The triggering of regulatory mechanisms during sepsis can oppose macrophage activation. (Heumann, et al, Curr. Opin. Infect. Dis. 11:279 (1998)). This, in turn, can alleviate an overwhelming, dysregulated inflammatory response, which leads to pathological effects, and potential death by the host. A substantial body of literature shows that anti-cytokine action can improve the outcome of subjects challenged by LPS or Grain negative bacteria. Beutler, et al, Science 229:689 (1985), and Heinzel, et al, J. Immunol. 145:2920 (1990), teach administration of neutralizing anti-cytokine antibodies, while Ohlsson, et al, Nature 348:550 (1990), teach administration of IL-1R antagonists, Bozza, et al, J. Exp. Med. 189:341 (1999) teach targeting of genes encoding proinflammatory cytokines, and both Pfeffer, et al, Cell 73:457 (1993), and Car, et al, J. Exp. Med. 179:1437 (1994), teach that administration of cytokine receptors can diminish lethality in experimental endotoxemia.

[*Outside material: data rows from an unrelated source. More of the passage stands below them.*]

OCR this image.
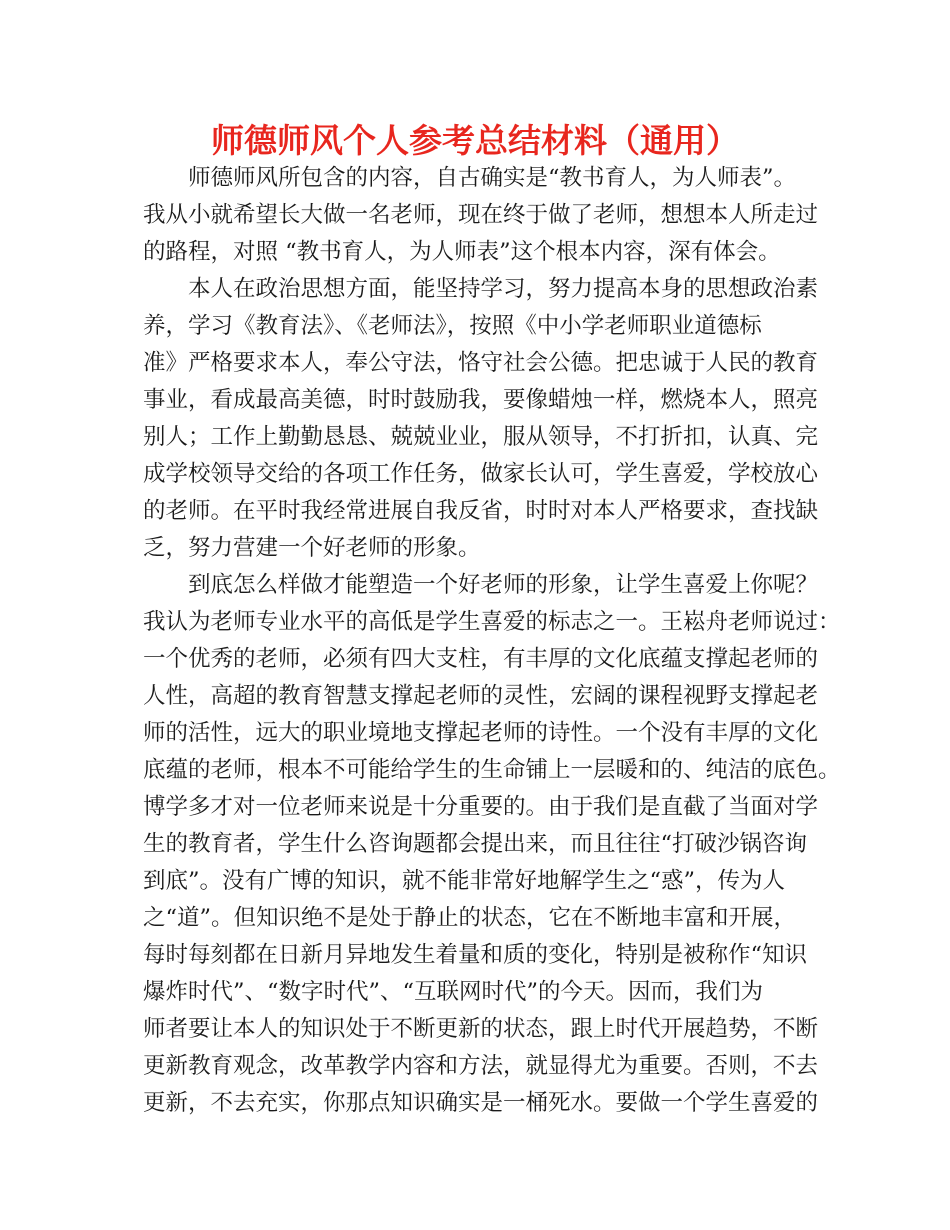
师德师风个人参考总结材料（通用）
　　师德师风所包含的内容，自古确实是“教书育人，为人师表”。
我从小就希望长大做一名老师，现在终于做了老师，想想本人所走过
的路程，对照 “教书育人，为人师表”这个根本内容，深有体会。
　　本人在政治思想方面，能坚持学习，努力提高本身的思想政治素
养，学习《教育法》、《老师法》，按照《中小学老师职业道德标
准》严格要求本人，奉公守法，恪守社会公德。把忠诚于人民的教育
事业，看成最高美德，时时鼓励我，要像蜡烛一样，燃烧本人，照亮
别人；工作上勤勤恳恳、兢兢业业，服从领导，不打折扣，认真、完
成学校领导交给的各项工作任务，做家长认可，学生喜爱，学校放心
的老师。在平时我经常进展自我反省，时时对本人严格要求，查找缺
乏，努力营建一个好老师的形象。
　　到底怎么样做才能塑造一个好老师的形象，让学生喜爱上你呢？
我认为老师专业水平的高低是学生喜爱的标志之一。王崧舟老师说过：
一个优秀的老师，必须有四大支柱，有丰厚的文化底蕴支撑起老师的
人性，高超的教育智慧支撑起老师的灵性，宏阔的课程视野支撑起老
师的活性，远大的职业境地支撑起老师的诗性。一个没有丰厚的文化
底蕴的老师，根本不可能给学生的生命铺上一层暖和的、纯洁的底色。
博学多才对一位老师来说是十分重要的。由于我们是直截了当面对学
生的教育者，学生什么咨询题都会提出来，而且往往“打破沙锅咨询
到底”。没有广博的知识，就不能非常好地解学生之“惑”，传为人
之“道”。但知识绝不是处于静止的状态，它在不断地丰富和开展，
每时每刻都在日新月异地发生着量和质的变化，特别是被称作“知识
爆炸时代”、“数字时代”、“互联网时代”的今天。因而，我们为
师者要让本人的知识处于不断更新的状态，跟上时代开展趋势，不断
更新教育观念，改革教学内容和方法，就显得尤为重要。否则，不去
更新，不去充实，你那点知识确实是一桶死水。要做一个学生喜爱的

Both interleukin-10 ("IL-10"), and interleukin-4 ("L-4") have been shown to be efficacious in treatment of septic shock and LPS induced pathology. With respect to IL-10, see Marchant, et al, Eur. J. Immunol. 24:1167 (1994); Howard, et al, J. Exp. Med. 177:1205 (1993); Gerard, et al, J. Exp. Med. 177:547 (1993). With respect to IL-4, see Baumhofer, et al, Eur. J. Immunol. 28:610 (1998), Jain-Vora, et al, Infect. Immun. 66:4229 (1998), and Giampetri, et al Cytokine 12(4): 417-421 (2000).
The known efficacy of IL-4 and IL-10, however, does not permit the skilled artisan to predict efficacy of IL-9 in treating and preventing septic shock and/or endotoxemia. The known properties of IL-9 are not such that one could attribute efficacy against Gram negative bacteria.
It has now been found that IL-9 actually induces IL-10, leading to efficacy in preventing septic shock and endotoxemia. This is contrary to expectation, since it has in fact been argued that IL-10, in conjunction with IL-4, stimulates IL-9 production by human PBLs, and that IL-9 production is, in fact, inhibited by antibodies to IL-10. See Houssiau, et al, J. Immunol. 154:2624 (1995). Hence, it is quite surprising and unexpected that IL-9 induces IL-10, and can be used in methods to prevent and/or to treat conditions where an increase in IL-10 levels is desirable. These, inter alia are features of the invention, as elaborated in the examples and disclosure which follow.